Other hacking revealed similar surveillance operations. On Nov. 1, Interferencia reported a case in which, among others, Rodrigo Mundaca, environmental leader of international renown, was followed by the police. The compiled information included his arrival in the country, his attendance at different meetings and activities, and his relations with different groups and families.
After the leak, Mundaca declared to Interferencia: “This is a situation we have denounced long ago: there is a coordinated action by governmental intelligence groups that have monitored every step we take … which affects our fundamental human rights: the right to freedom, opinion and disagreement.”
PacoLeaks investigations have become more relevant than ever today because of accusations of human rights violations and other misconduct during protests in recent days. PacoLeaks information is so powerful because it purportedly comes from the police themselves.
The initial PacoLeaks release made public on Oct. 25 was a link with access to a police database and documents shared by hackers through an anonymous Twitter account (no longer available). The first leaked database showed specific information about each official, such as name, ID number, and work zone. The second leak exposed a database with Chilean citizens’ legal processes, and came with a message from the hackers to the police, asking if this was how they planned on protecting the country.
Thereafter, PacoLeaks initiated a massive unveiling of information about the police and their operations, including civic and social leaders and organizations monitored by the police and labeled “interest targets,” clandestine operations, and even police suicide rates previously denied by the government. By Oct. 29, over 10,500 documents had been released.
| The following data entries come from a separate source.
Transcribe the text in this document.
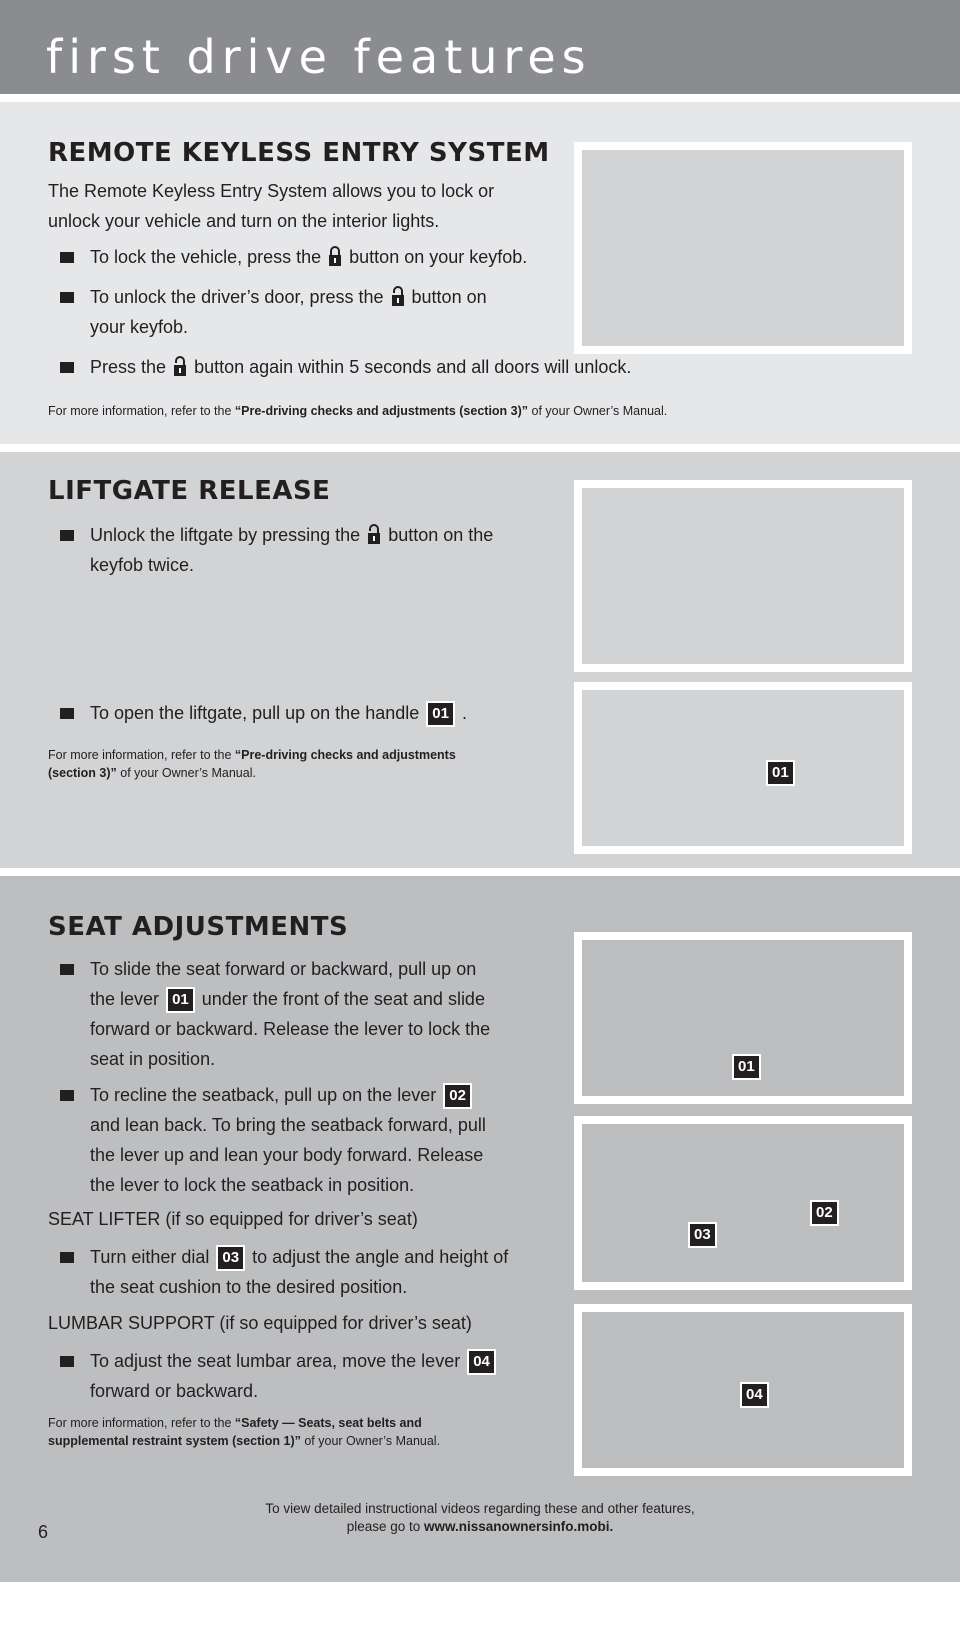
first drive features
REMOTE KEYLESS ENTRY SYSTEM
The Remote Keyless Entry System allows you to lock or
unlock your vehicle and turn on the interior lights.
To lock the vehicle, press the button on your keyfob.
To unlock the driver’s door, press the button on
your keyfob.
Press the button again within 5 seconds and all doors will unlock.
For more information, refer to the “Pre-driving checks and adjustments (section 3)” of your Owner’s Manual.
LIFTGATE RELEASE
Unlock the liftgate by pressing the button on the
keyfob twice.
To open the liftgate, pull up on the handle 01 .
For more information, refer to the “Pre-driving checks and adjustments
(section 3)” of your Owner’s Manual.	01
SEAT ADJUSTMENTS
To slide the seat forward or backward, pull up on
the lever 01 under the front of the seat and slide
forward or backward. Release the lever to lock the
seat in position.
To recline the seatback, pull up on the lever 02
and lean back. To bring the seatback forward, pull
the lever up and lean your body forward. Release
the lever to lock the seatback in position.
SEAT LIFTER (if so equipped for driver’s seat)
Turn either dial 03 to adjust the angle and height of
the seat cushion to the desired position.
LUMBAR SUPPORT (if so equipped for driver’s seat)
To adjust the seat lumbar area, move the lever 04
forward or backward.
For more information, refer to the “Safety — Seats, seat belts and
supplemental restraint system (section 1)” of your Owner’s Manual.
01
03
02
04
To view detailed instructional videos regarding these and other features,
please go to www.nissanownersinfo.mobi.
6
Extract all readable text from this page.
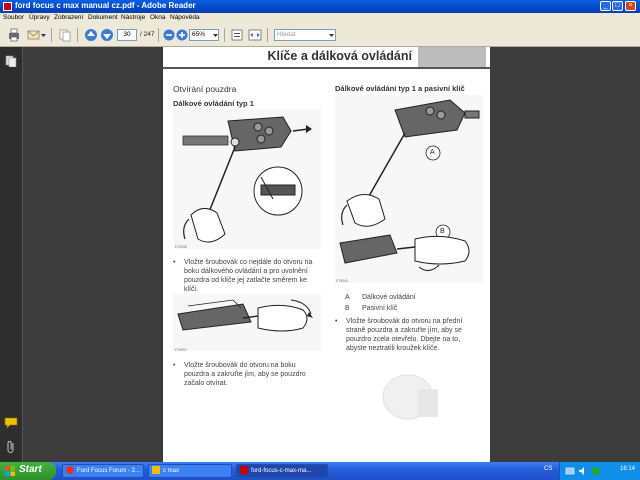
ford focus c max manual cz.pdf - Adobe Reader	_	□	×
Soubor Úpravy Zobrazení Dokument Nástroje Okna Nápověda
30	/ 247	65%	Hledat
Klíče a dálková ovládání
Otvírání pouzdra
Dálkové ovládání typ 1
E75058
• Vložte šroubovák co nejdále do otvoru na boku dálkového ovládání a pro uvolnění pouzdra od klíče jej zatlačte směrem ke klíči.
E75057
• Vložte šroubovák do otvoru na boku pouzdra a zakruťte jím, aby se pouzdro začalo otvírat.
Dálkové ovládání typ 1 a pasivní klíč
A
B
E79040
A Dálkové ovládání
B Pasivní klíč
• Vložte šroubovák do otvoru na přední straně pouzdra a zakruťte jím, aby se pouzdro zcela otevřelo. Dbejte na to, abyste neztratili kroužek klíče.
Start	Ford Focus Forum - 2...	c max	ford-focus-c-max-ma...	CS	16:14
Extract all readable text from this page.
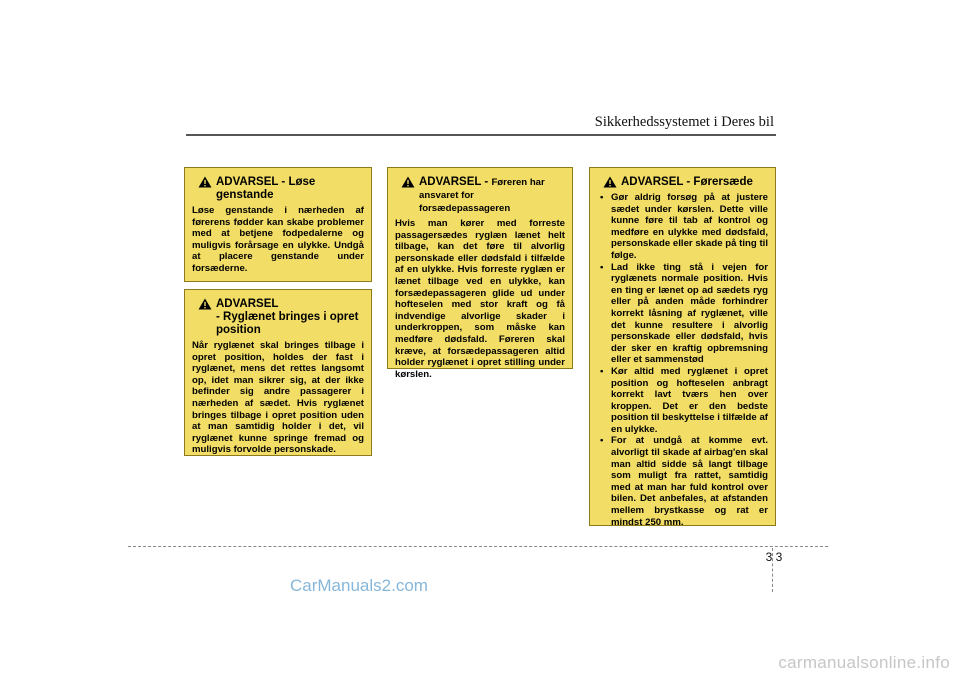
Sikkerhedssystemet i Deres bil
ADVARSEL - Løse genstande
Løse genstande i nærheden af førerens fødder kan skabe problemer med at betjene fodpedalerne og muligvis forårsage en ulykke. Undgå at placere genstande under forsæderne.
ADVARSEL
- Ryglænet bringes i opret position
Når ryglænet skal bringes tilbage i opret position, holdes der fast i ryglænet, mens det rettes langsomt op, idet man sikrer sig, at der ikke befinder sig andre passagerer i nærheden af sædet. Hvis ryglænet bringes tilbage i opret position uden at man samtidig holder i det, vil ryglænet kunne springe fremad og muligvis forvolde personskade.
ADVARSEL - Føreren har ansvaret for forsædepassageren
Hvis man kører med forreste passagersædes ryglæn lænet helt tilbage, kan det føre til alvorlig personskade eller dødsfald i tilfælde af en ulykke. Hvis forreste ryglæn er lænet tilbage ved en ulykke, kan forsædepassageren glide ud under hofteselen med stor kraft og få indvendige alvorlige skader i underkroppen, som måske kan medføre dødsfald. Føreren skal kræve, at forsædepassageren altid holder ryglænet i opret stilling under kørslen.
ADVARSEL - Førersæde
• Gør aldrig forsøg på at justere sædet under kørslen. Dette ville kunne føre til tab af kontrol og medføre en ulykke med dødsfald, personskade eller skade på ting til følge.
• Lad ikke ting stå i vejen for ryglænets normale position. Hvis en ting er lænet op ad sædets ryg eller på anden måde forhindrer korrekt låsning af ryglænet, ville det kunne resultere i alvorlig personskade eller dødsfald, hvis der sker en kraftig opbremsning eller et sammenstød
• Kør altid med ryglænet i opret position og hofteselen anbragt korrekt lavt tværs hen over kroppen. Det er den bedste position til beskyttelse i tilfælde af en ulykke.
• For at undgå at komme evt. alvorligt til skade af airbag'en skal man altid sidde så langt tilbage som muligt fra rattet, samtidig med at man har fuld kontrol over bilen. Det anbefales, at afstanden mellem brystkasse og rat er mindst 250 mm.
3 3
CarManuals2.com
carmanualsonline.info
According to Interferencia, one of the monitored social leaders is University of Chile Student Federation president Emilia Schneider. “It is worrisome that [police forces] are labeling us as ‘interest targets,’ even more now that we have seen leaders killed, like Macarena Valdés or Camilo Catrillanca,” she says, making reference to environmental activist Valdés whose body was found in 2016 in suspicious circumstances, and Mapuche man Catrillanca who was shot by police in 2018—two cases that shook the country and eroded the public’s trust in the police.
After the first database leak, the police said they had overcome the attack, even though their websites were immediately shut down after the sensitive information was exposed. According to CIPER, the police officially declared, “[we detected] the presence of malicious code that performed transactions within [our platforms], from which database and attached files were extracted.” They also said that the web applications were physically isolated soon after that, shielding the affected devices from the malicious efforts. Nevertheless, the cyberattacks continue.
After the first leak on Oct. 29, the general comptroller of the republic (CGR) demanded that the police report on their cybersecurity protocols and the exposed information. The police have 10 days from that date to present their reports to the CGR, according to CGR’s website.